In church, worshippers often have many texts to read, be it the Holy Bible, the prayer books, registration forms, songs, and all. However not so much of adult literacy training goes on in such religious spaces.
As the world marked International Literacy Day 2023, the theme emphasized the need to promote literacy and build foundation for sustainable peaceful societies.
But peace beckons many virtues for its sustenance. This would include respect, collaboration and problem-solving. Such are some of the skills that are being propagated by Action for Life Skills and Values in East Africa (ALiVE) and My Village project. While the latter is implemented by People’s Action for Learning (PAL) Network, ALiVE is an initiative of the Regional Education and Learning Initiative, RELI. They approach interventions with the belief that non-academic competencies like self-confidence, self-esteem, and courage are critical in promoting literacy even among adults. In many non-classroom settings, adults will rarely attempt reading activities that may leave them embarrassed.
In the case of the Mariakani Anglican church for instance, it would take just one congregant to speak out and say that the narrow screens are limiting eligibility of texts and as such not useful. If the church administration takes feedback respectfully, a collaborative effort may yield another strategy, like screening content on a large part of the sanctuary wall for all to see, and hopefully, read or practise reading. A further probe may unearth other literacy challenges which may inform how the services can be conducted in a way to cater for the literacy and comprehension needs of majority of congregants.
The lay reader is not spared, her challenges further stamp the need to address literacy at all levels, as it extends far beyond the confines of a classroom or even a single church service. Pushing literacy lessons to the home environment may also improve reading and writing skills for both adults and their young ones and encourage their bonding.

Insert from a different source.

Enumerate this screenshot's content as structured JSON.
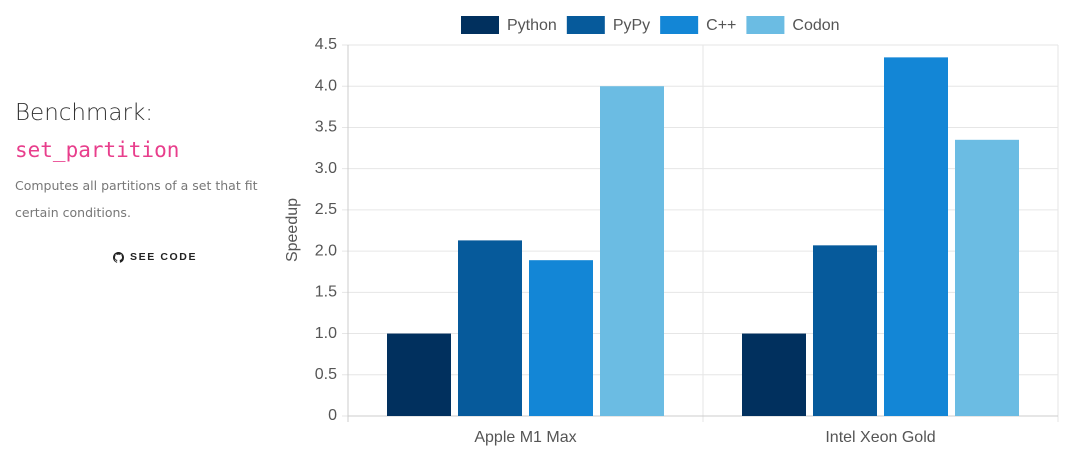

Parents play an important role in creating and supporting this unique ‘classroom’. Being accommodative to allow the child to make mistakes without being too critical helps build their self-confidence. However, these trial-and-error episodes are only practical in an environment with authoritative parenting, where discussion and reasoning take precedence over dictatorship. Literacy development is an ongoing journey with no definitive endpoint. Therefore, it’s essential for all parents to make deliberate efforts to inculcate these non-academic in themselves and their children, as it not only promotes but also sustains a lifelong love for learning and literacy.
Literacy is like an usher to a world of opportunities.